Они вместе вышли из зеленой комнаты и двинулись по коридору. Писательница по-прежнему опиралась на руку своего спутника.
— Не бросайте меня надолго! — жалобно сказала Прасковья Федоровна в дверях каминного зала. Длинные серьги жалобно звякнули. — Мне страшно!
— А вы мужа позовите. Вон он у вас какой…

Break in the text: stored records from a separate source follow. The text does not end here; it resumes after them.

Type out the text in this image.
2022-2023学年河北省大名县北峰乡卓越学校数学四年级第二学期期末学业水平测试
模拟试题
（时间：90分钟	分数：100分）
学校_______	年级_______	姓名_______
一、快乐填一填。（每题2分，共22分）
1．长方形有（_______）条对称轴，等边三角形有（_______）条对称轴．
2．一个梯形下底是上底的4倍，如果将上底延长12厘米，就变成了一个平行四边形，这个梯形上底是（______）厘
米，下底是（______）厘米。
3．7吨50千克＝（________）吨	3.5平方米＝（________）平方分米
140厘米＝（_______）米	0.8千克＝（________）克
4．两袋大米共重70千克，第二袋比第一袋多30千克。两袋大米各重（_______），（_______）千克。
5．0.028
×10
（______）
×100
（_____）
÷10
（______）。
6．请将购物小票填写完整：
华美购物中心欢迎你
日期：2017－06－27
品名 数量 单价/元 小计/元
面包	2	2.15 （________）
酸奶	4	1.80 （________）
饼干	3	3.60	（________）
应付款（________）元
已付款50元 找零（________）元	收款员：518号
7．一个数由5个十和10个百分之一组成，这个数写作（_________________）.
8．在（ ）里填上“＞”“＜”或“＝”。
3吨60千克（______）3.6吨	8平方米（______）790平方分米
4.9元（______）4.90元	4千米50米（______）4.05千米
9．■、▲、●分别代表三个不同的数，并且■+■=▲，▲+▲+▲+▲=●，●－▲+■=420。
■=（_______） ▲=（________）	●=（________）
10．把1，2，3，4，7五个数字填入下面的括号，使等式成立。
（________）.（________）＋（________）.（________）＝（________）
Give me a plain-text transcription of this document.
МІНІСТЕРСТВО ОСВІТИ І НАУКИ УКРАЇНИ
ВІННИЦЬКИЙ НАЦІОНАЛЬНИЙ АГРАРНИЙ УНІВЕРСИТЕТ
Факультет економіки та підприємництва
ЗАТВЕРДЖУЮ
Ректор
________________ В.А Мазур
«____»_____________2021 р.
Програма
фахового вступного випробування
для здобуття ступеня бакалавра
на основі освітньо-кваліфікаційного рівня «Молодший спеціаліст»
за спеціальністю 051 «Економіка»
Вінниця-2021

И, не договорив, Валентин Борисюк решительно отцепил свой локоть и зашагал по коридору. Нет, вы только подумайте! Сид — предел мечтаний состоятельной дамы! Он все еще злился. А вспомнив о Маринке, разозлился еще больше. Мобильник наверняка звонит беспрерывно. Хорошо, что она не знает, куда он поехал! То есть знает, что к боссу, но точного адреса не знает. Хотя почему это хорошо? Лучше бы знала!
Беременна она или блефует? Нет, врешь! Его голыми руками не возьмешь! Интересно, а смог бы он, Борисюк, как Сид? Жениться на женщине, годящейся в матери? На богатой женщине, что существенно меняет дело!
Размышляя над этим, Валентин подошел к кладовке и потянулся к дверной ручке…
…Даниил Грушин тем временем прошел в помещение на первом этаже, где находился бассейн. Небольшой, причудливой нестандартной формы, пол почти вровень с бортиком, а дно выстлано плитками зеленого цвета. Размяться в нем как следует в мощном, летящем кроле не удастся, но окунуться после жаркой сауны и почувствовать себя наверху блаженства — здорово! Здесь были сумерки, по потолку так же, как и в гостиной, тянулись ряды крошечных лампочек, половину из которых Грушин, войдя, зажег.